Das ständig anwachsende fossile Material ließ zwar in immer größerer Zahl kontinuierliche Entwicklungsreihen mit allmählicher Merkmalsumprägung in aller nur wünschenswerten Geschlossenheit nachweisen, jedoch immer nur aus dem Rahmen der einzelnen Baupläne und Organisationstypen.
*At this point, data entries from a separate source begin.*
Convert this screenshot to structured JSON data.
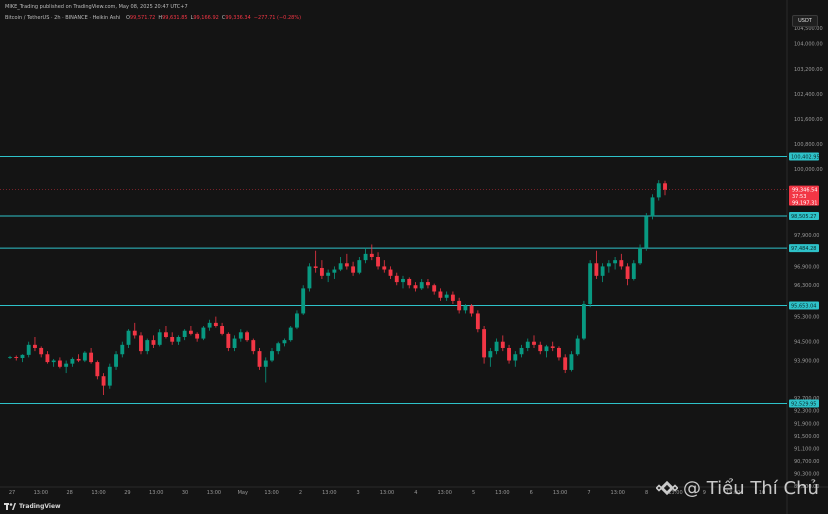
{
  "header": {
    "published": "MIKE_Trading published on TradingView.com, May 08, 2025 20:47 UTC+7",
    "symbol": "Bitcoin / TetherUS · 2h · BINANCE · Heikin Ashi",
    "ohlc": [
      {
        "k": "O",
        "v": "99,571.72"
      },
      {
        "k": "H",
        "v": "99,631.85"
      },
      {
        "k": "L",
        "v": "99,166.92"
      },
      {
        "k": "C",
        "v": "99,336.34"
      },
      {
        "k": "",
        "v": "−277.71 (−0.28%)"
      }
    ]
  },
  "currency": "USDT",
  "price_scale": [
    "104,500.00",
    "104,000.00",
    "103,200.00",
    "102,400.00",
    "101,600.00",
    "100,800.00",
    "100,000.00",
    "98,400.00",
    "97,900.00",
    "96,900.00",
    "96,300.00",
    "95,300.00",
    "94,500.00",
    "93,900.00",
    "92,700.00",
    "92,300.00",
    "91,900.00",
    "91,500.00",
    "91,100.00",
    "90,700.00",
    "90,300.00",
    "89,900.00"
  ],
  "price_labels": {
    "last": {
      "value": "99,346.54",
      "countdown": "37:53",
      "prev": "99,197.31",
      "color": "#f23645"
    },
    "lines": [
      "100,402.95",
      "98,505.27",
      "97,484.28",
      "95,653.04",
      "92,529.95"
    ]
  },
  "horizontal_lines": [
    100402.95,
    98505.27,
    97484.28,
    95653.04,
    92529.95
  ],
  "line_color": "#2ec2c9",
  "time_axis": [
    "27",
    "13:00",
    "28",
    "13:00",
    "29",
    "13:00",
    "30",
    "13:00",
    "May",
    "13:00",
    "2",
    "13:00",
    "3",
    "13:00",
    "4",
    "13:00",
    "5",
    "13:00",
    "6",
    "13:00",
    "7",
    "13:00",
    "8",
    "13:00",
    "9",
    "13:00",
    "10"
  ],
  "branding": {
    "tradingview": "TradingView",
    "watermark": "@ Tiểu Thí Chủ"
  },
  "colors": {
    "up": "#089981",
    "down": "#f23645",
    "background": "#141414"
  },
  "chart_data": {
    "type": "candlestick",
    "interval": "2h",
    "chart_style": "Heikin Ashi",
    "ylim": [
      89900,
      104500
    ],
    "candles": [
      [
        94000,
        94050,
        93950,
        94010
      ],
      [
        94010,
        94060,
        93900,
        93980
      ],
      [
        93980,
        94100,
        93850,
        94080
      ],
      [
        94080,
        94500,
        94000,
        94400
      ],
      [
        94400,
        94650,
        94200,
        94300
      ],
      [
        94300,
        94350,
        94000,
        94100
      ],
      [
        94100,
        94200,
        93800,
        93850
      ],
      [
        93850,
        93950,
        93700,
        93900
      ],
      [
        93900,
        94000,
        93650,
        93700
      ],
      [
        93700,
        93900,
        93500,
        93800
      ],
      [
        93800,
        94000,
        93700,
        93950
      ],
      [
        93950,
        94100,
        93850,
        93900
      ],
      [
        93900,
        94200,
        93850,
        94150
      ],
      [
        94150,
        94300,
        93800,
        93850
      ],
      [
        93850,
        93900,
        93300,
        93400
      ],
      [
        93400,
        93500,
        92800,
        93100
      ],
      [
        93100,
        93800,
        93000,
        93700
      ],
      [
        93700,
        94200,
        93600,
        94100
      ],
      [
        94100,
        94500,
        94000,
        94400
      ],
      [
        94400,
        94900,
        94300,
        94850
      ],
      [
        94850,
        95100,
        94600,
        94700
      ],
      [
        94700,
        94800,
        94100,
        94200
      ],
      [
        94200,
        94600,
        94100,
        94550
      ],
      [
        94550,
        94700,
        94300,
        94400
      ],
      [
        94400,
        94900,
        94350,
        94800
      ],
      [
        94800,
        95000,
        94600,
        94650
      ],
      [
        94650,
        94800,
        94400,
        94500
      ],
      [
        94500,
        94700,
        94400,
        94650
      ],
      [
        94650,
        94900,
        94550,
        94850
      ],
      [
        94850,
        95000,
        94700,
        94750
      ],
      [
        94750,
        94800,
        94500,
        94600
      ],
      [
        94600,
        95000,
        94550,
        94950
      ],
      [
        94950,
        95200,
        94850,
        95100
      ],
      [
        95100,
        95300,
        94950,
        95000
      ],
      [
        95000,
        95100,
        94700,
        94750
      ],
      [
        94750,
        94800,
        94200,
        94300
      ],
      [
        94300,
        94700,
        94200,
        94600
      ],
      [
        94600,
        94900,
        94500,
        94800
      ],
      [
        94800,
        94850,
        94500,
        94550
      ],
      [
        94550,
        94600,
        94100,
        94200
      ],
      [
        94200,
        94300,
        93600,
        93700
      ],
      [
        93700,
        94000,
        93200,
        93900
      ],
      [
        93900,
        94300,
        93850,
        94200
      ],
      [
        94200,
        94500,
        94100,
        94450
      ],
      [
        94450,
        94600,
        94350,
        94550
      ],
      [
        94550,
        95000,
        94500,
        94950
      ],
      [
        94950,
        95500,
        94900,
        95400
      ],
      [
        95400,
        96300,
        95350,
        96200
      ],
      [
        96200,
        97000,
        96100,
        96900
      ],
      [
        96900,
        97400,
        96700,
        96850
      ],
      [
        96850,
        97100,
        96500,
        96600
      ],
      [
        96600,
        96800,
        96400,
        96700
      ],
      [
        96700,
        96900,
        96500,
        96800
      ],
      [
        96800,
        97200,
        96750,
        97000
      ],
      [
        97000,
        97300,
        96800,
        96900
      ],
      [
        96900,
        97050,
        96600,
        96700
      ],
      [
        96700,
        97200,
        96650,
        97100
      ],
      [
        97100,
        97500,
        97000,
        97300
      ],
      [
        97300,
        97600,
        97100,
        97200
      ],
      [
        97200,
        97350,
        96800,
        96900
      ],
      [
        96900,
        97100,
        96700,
        96800
      ],
      [
        96800,
        96900,
        96500,
        96600
      ],
      [
        96600,
        96700,
        96300,
        96400
      ],
      [
        96400,
        96600,
        96200,
        96500
      ],
      [
        96500,
        96550,
        96200,
        96300
      ],
      [
        96300,
        96400,
        96100,
        96200
      ],
      [
        96200,
        96500,
        96150,
        96400
      ],
      [
        96400,
        96500,
        96200,
        96300
      ],
      [
        96300,
        96350,
        96000,
        96100
      ],
      [
        96100,
        96200,
        95800,
        95900
      ],
      [
        95900,
        96100,
        95800,
        96000
      ],
      [
        96000,
        96100,
        95700,
        95800
      ],
      [
        95800,
        95900,
        95400,
        95500
      ],
      [
        95500,
        95700,
        95400,
        95650
      ],
      [
        95650,
        95700,
        95300,
        95400
      ],
      [
        95400,
        95500,
        94800,
        94900
      ],
      [
        94900,
        95000,
        93800,
        94000
      ],
      [
        94000,
        94300,
        93700,
        94200
      ],
      [
        94200,
        94600,
        94100,
        94500
      ],
      [
        94500,
        94700,
        94200,
        94300
      ],
      [
        94300,
        94400,
        93800,
        93900
      ],
      [
        93900,
        94200,
        93700,
        94100
      ],
      [
        94100,
        94400,
        94000,
        94300
      ],
      [
        94300,
        94600,
        94200,
        94500
      ],
      [
        94500,
        94700,
        94300,
        94400
      ],
      [
        94400,
        94500,
        94100,
        94200
      ],
      [
        94200,
        94400,
        94000,
        94350
      ],
      [
        94350,
        94500,
        94200,
        94300
      ],
      [
        94300,
        94350,
        93900,
        94000
      ],
      [
        94000,
        94100,
        93500,
        93600
      ],
      [
        93600,
        94200,
        93550,
        94100
      ],
      [
        94100,
        94700,
        94050,
        94600
      ],
      [
        94600,
        95800,
        94550,
        95700
      ],
      [
        95700,
        97100,
        95600,
        97000
      ],
      [
        97000,
        97400,
        96500,
        96600
      ],
      [
        96600,
        97000,
        96400,
        96900
      ],
      [
        96900,
        97100,
        96700,
        97000
      ],
      [
        97000,
        97200,
        96800,
        97100
      ],
      [
        97100,
        97300,
        96800,
        96900
      ],
      [
        96900,
        97000,
        96300,
        96500
      ],
      [
        96500,
        97100,
        96450,
        97000
      ],
      [
        97000,
        97600,
        96950,
        97500
      ],
      [
        97500,
        98600,
        97400,
        98500
      ],
      [
        98500,
        99200,
        98400,
        99100
      ],
      [
        99100,
        99650,
        99000,
        99550
      ],
      [
        99550,
        99630,
        99170,
        99346
      ]
    ]
  }
}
Die Bindeglieder aber, die geforderten langen Reihen von Übergangsformen, die zwischen ihnen vermitteln sollten, blieben aus... Man ist daher paläontologischerseits zu der Vorstellung gelangt, daß die Stammesentwicklung sich nicht in einem gleichmäßigen, ruhigen Flusse abgespielt hat, sondern eine ausgesprochene Periodizität aufweist, so daß Zeiten rascherer und nahezu explosiver Formbildung mit Perioden langsamen, allmählichen Formenwandels abwechselten. Die Einleitung einer neuen stammesgeschichtlichen Entwicklungsrichtung, die Herausgestaltung durchgreifend neuer Organisationsmerkmale spielte sich in einer verhältnismäßig kurzen Spanne und wahrscheinlich in größeren, unvermittelten Einzelschritten ab, und auf diese Frühphase des Stammes folgte jeweils eine langwährende Periode sehr langsamer allmählicher Umbildung. (Forschungen und Fortschritte, 21./23. Jg., Heft 10/11/12, Juli 1947, Seite 120)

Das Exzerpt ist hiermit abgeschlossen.